Se résoudre à travailler sans être déclarée fait partie des stratégies de survie dans un contexte d’absence de choix, ou d’options économiques réduites. Le manque de trimestres cotisés pour sa retraite n’est donc pas dû à un refus de travailler, mais aux contraintes du marché du travail. Parfois des travailleuses du sexe ont dû interrompre leur travail à la demande d’un conjoint qui ne supportait pas leur activité, mais sans nécessairement bénéficier de la solidarité au sein du couple, en particulier quand cela se termine en divorce, et sans avoir pu toucher de RSA ou autre aide qui aurait pu être comptée en trimestres supplémentaires, puisque vivant en dépendance des revenus du partenaire et que les aides sociales ne sont pas individualisées. A cela s’ajoute le fait que le statut d’auto-entreprise qui facilite l’entrée dans l’économie formelle pour les travailleuses du sexe, la possibilité de se déclarer et donc de cotiser pour sa retraite, n’existe que depuis 2008 !

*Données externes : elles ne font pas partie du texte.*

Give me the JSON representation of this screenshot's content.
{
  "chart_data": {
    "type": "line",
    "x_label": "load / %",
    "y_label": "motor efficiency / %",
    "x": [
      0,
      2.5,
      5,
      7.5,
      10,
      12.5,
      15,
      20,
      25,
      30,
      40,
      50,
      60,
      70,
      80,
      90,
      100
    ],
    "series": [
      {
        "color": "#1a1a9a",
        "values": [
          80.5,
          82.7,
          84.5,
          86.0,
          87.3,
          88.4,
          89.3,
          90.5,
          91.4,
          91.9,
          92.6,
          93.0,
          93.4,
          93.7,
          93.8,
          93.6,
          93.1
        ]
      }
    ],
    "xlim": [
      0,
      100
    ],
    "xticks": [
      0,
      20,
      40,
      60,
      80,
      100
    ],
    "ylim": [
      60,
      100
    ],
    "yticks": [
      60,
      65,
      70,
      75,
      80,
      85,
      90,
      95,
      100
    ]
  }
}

Si en théorie, les travailleuses du sexe ont ainsi droit à la retraite, en pratique aucune d’entre nous en âge de partir ne le peut à présent sans décote puisque le statut n’existait pas encore en début de carrière (à moins d’avoir exercé d’autres métiers à côté du travail sexuel) et qu’il manque des trimestres et annuités pour partir à taux plein. De manière générale, les travailleuses du sexe ont beau avoir travaillé toute leur vie, dans les faits, nous n’avons pas droit à la retraite, et nous devons nous contenter du minimum vieillesse ou ASPA (allocation de solidarité aux personnes âgées).